Undercover Boss? This Employee Says She Wants to Go Back to Working in the Office

In a shady-sounding story out of Seattle, WA, local employee Dana Schafer told her fellow coworkers that, after having spent the past two years blissfully working from home, she’s ready and excited to go back to working in the office.


“There’s so much wrong with office culture,” said Schafer. “Which is exactly why I’m so amped to get back into the office and start fixing it! As a little side project, of course.”


According to many of Schafer’s coworkers, working from home already provided the “fix” to toxic office culture, and forcing workers to go back into the office would just be a step backwards.


“I would understand if she said she wanted to transition into some sort of hybrid work schedule, with some days in the office, some days at home,” said Schafer’s coworker, Belle Thomas. “But she straight up said she wanted our company to go back to full-time in the office, five days a week, period, no exceptions.
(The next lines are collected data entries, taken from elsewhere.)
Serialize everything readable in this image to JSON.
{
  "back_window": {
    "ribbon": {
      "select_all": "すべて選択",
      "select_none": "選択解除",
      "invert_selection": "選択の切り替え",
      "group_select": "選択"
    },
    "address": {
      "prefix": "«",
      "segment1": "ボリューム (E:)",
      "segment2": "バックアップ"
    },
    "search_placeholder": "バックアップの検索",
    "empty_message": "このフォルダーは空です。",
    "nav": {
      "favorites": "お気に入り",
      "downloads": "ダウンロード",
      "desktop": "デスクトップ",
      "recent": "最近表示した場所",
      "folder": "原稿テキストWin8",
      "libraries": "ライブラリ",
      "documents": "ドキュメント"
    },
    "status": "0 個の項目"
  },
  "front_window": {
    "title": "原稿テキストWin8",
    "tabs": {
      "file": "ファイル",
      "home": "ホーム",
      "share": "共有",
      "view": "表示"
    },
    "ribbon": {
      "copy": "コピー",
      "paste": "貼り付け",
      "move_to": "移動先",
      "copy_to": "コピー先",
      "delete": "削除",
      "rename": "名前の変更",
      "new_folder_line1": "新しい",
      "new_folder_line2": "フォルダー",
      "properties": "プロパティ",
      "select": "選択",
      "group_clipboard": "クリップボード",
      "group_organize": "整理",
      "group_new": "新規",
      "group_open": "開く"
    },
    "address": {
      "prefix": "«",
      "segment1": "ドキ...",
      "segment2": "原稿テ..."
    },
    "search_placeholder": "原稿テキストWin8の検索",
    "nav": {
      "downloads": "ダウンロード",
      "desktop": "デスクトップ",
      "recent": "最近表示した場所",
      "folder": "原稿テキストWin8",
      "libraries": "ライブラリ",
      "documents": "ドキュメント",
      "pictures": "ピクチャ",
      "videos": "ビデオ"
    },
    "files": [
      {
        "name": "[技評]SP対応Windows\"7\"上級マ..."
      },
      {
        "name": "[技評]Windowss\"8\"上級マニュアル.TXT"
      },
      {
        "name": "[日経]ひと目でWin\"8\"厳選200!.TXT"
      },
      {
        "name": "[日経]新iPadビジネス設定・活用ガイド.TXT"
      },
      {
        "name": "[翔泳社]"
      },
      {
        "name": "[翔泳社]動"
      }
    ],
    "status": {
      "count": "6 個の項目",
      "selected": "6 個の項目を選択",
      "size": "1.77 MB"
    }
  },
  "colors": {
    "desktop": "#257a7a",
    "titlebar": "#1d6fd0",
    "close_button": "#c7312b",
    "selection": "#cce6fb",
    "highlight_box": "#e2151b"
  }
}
Who would want that?”


Other coworkers expressed similar misgivings about Schafer’s gung-ho attitude toward going back into the office.


“It made me wonder, ‘Am I on that show Undercover Boss?’” another coworker, Leo Williams said. “Does anyone know if that show is still on?”


Reports from those who work most closely with her allege that Schafer has also said that she “enjoys using a standing desk” and thinks her cubicle is “cozy”.



“I just don’t believe that it’s an underpaid employee saying these things,” Barbie Costner, the project manager on Schafer’s team, told reporters. “It sounds like the kind of archaic ideology an out-of-touch CEO would want to spread amongst their low-level employees.”


“I’m technically Dana’s boss, and I don’t even want that,” she continued. “It makes me question who I’ve had working under me all these years, and if maybe she’s actually my boss. It’s all just incredibly unnerving.”


At press time, Schafer was overheard asking her coworkers if they do anything other than work during business hours when working remotely, and covertly making note of the people who admitted to doing laundry or spending quality time with their children.